General News of Friday, 28 July 2017
Politicians should not be held responsible for the sub-standard infrastructural projects littered across the country according to the Senior Minister, Yaw Osafo Maafo.
He believes the blame should be laid squarely on the door steps of the country’s engineers, whom he accused of either colluding with contractors or not supervising effectively those projects.
The Senior Minister was speaking at a capacity building conference organized by Ghana Institute of Engineers, Planners and surveyors.
Problems with infrastructure were highlighted at the same venue weeks ago when Mr. Osaafo Maafo launched the Ghana Infrastructure Report Card on roads, bridges, in which Ghana scored poorly.
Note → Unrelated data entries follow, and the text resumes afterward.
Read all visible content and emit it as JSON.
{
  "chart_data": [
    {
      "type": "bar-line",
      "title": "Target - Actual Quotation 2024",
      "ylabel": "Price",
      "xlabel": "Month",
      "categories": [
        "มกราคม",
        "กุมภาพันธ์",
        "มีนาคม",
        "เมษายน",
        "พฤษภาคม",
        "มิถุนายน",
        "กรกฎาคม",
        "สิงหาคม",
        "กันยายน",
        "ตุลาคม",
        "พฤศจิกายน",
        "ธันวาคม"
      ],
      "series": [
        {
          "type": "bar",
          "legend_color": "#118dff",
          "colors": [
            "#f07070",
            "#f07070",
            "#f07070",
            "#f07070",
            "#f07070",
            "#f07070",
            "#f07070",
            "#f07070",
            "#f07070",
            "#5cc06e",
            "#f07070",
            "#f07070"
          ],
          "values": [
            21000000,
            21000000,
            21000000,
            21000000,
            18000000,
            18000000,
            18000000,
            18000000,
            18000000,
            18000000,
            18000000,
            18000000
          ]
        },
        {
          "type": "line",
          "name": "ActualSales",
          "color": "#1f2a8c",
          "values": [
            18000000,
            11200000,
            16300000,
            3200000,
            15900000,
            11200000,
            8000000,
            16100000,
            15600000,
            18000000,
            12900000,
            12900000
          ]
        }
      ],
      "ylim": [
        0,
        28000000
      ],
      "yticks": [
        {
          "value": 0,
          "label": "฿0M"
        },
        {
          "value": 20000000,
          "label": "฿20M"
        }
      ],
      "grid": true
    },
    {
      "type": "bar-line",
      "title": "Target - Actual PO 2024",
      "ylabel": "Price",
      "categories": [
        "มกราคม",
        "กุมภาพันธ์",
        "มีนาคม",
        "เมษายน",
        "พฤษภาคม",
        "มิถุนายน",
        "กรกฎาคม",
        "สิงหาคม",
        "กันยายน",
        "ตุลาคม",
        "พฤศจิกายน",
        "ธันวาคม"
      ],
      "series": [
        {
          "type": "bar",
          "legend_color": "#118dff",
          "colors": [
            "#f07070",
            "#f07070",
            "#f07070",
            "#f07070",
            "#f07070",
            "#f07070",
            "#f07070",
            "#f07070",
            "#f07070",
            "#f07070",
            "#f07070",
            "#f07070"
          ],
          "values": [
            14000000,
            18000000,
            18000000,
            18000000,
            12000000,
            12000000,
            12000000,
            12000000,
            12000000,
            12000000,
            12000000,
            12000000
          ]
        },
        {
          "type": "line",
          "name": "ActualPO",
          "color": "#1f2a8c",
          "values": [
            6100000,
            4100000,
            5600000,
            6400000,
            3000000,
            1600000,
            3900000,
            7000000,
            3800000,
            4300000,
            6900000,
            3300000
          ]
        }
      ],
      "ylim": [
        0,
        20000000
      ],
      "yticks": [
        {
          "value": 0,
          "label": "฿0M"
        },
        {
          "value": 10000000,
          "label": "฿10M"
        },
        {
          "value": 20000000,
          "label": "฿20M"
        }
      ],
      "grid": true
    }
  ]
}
Problems were noted the Minister recalled that the presenter blamed Ghana for the poor showing in the report.
“…they were trying to apportion the blame and they put the blame on the politicians and I said; well, everyone here can analyze… who designs the roads, they said engineers. Who would normally specify the various adverts for the tender after the contract has been awarded and who supervises the work? Engineers.”
“No politician goes and supervises work. Who measures work done for payment? Engineers and allied professionals. Who approves the payment? The politicians. So going through these, where would you put the blame. You have gone to measure and analyze and say the man due 30. My job is to approve the 30 and you think I should be blamed for approving what you have recommended? The answer is a big no.”
“So we professionals in the infrastructural deficit we have in this country,” Mr. Osafo Maafo concluded.
The Senior Minister’s comments follows frank words from the Minister of Works and Housing, Samuel Atta-Akyea, who noted that Ghanaian engineers were losing out to their foreign counterparts on government projects because they cut corners, inflate figures on projects and were generally preoccupied with making money, as opposed to ensuring lasting projects.
Mr. Atta-Akyea added that foreign contractors were preferred “because they have distinguished themselves.”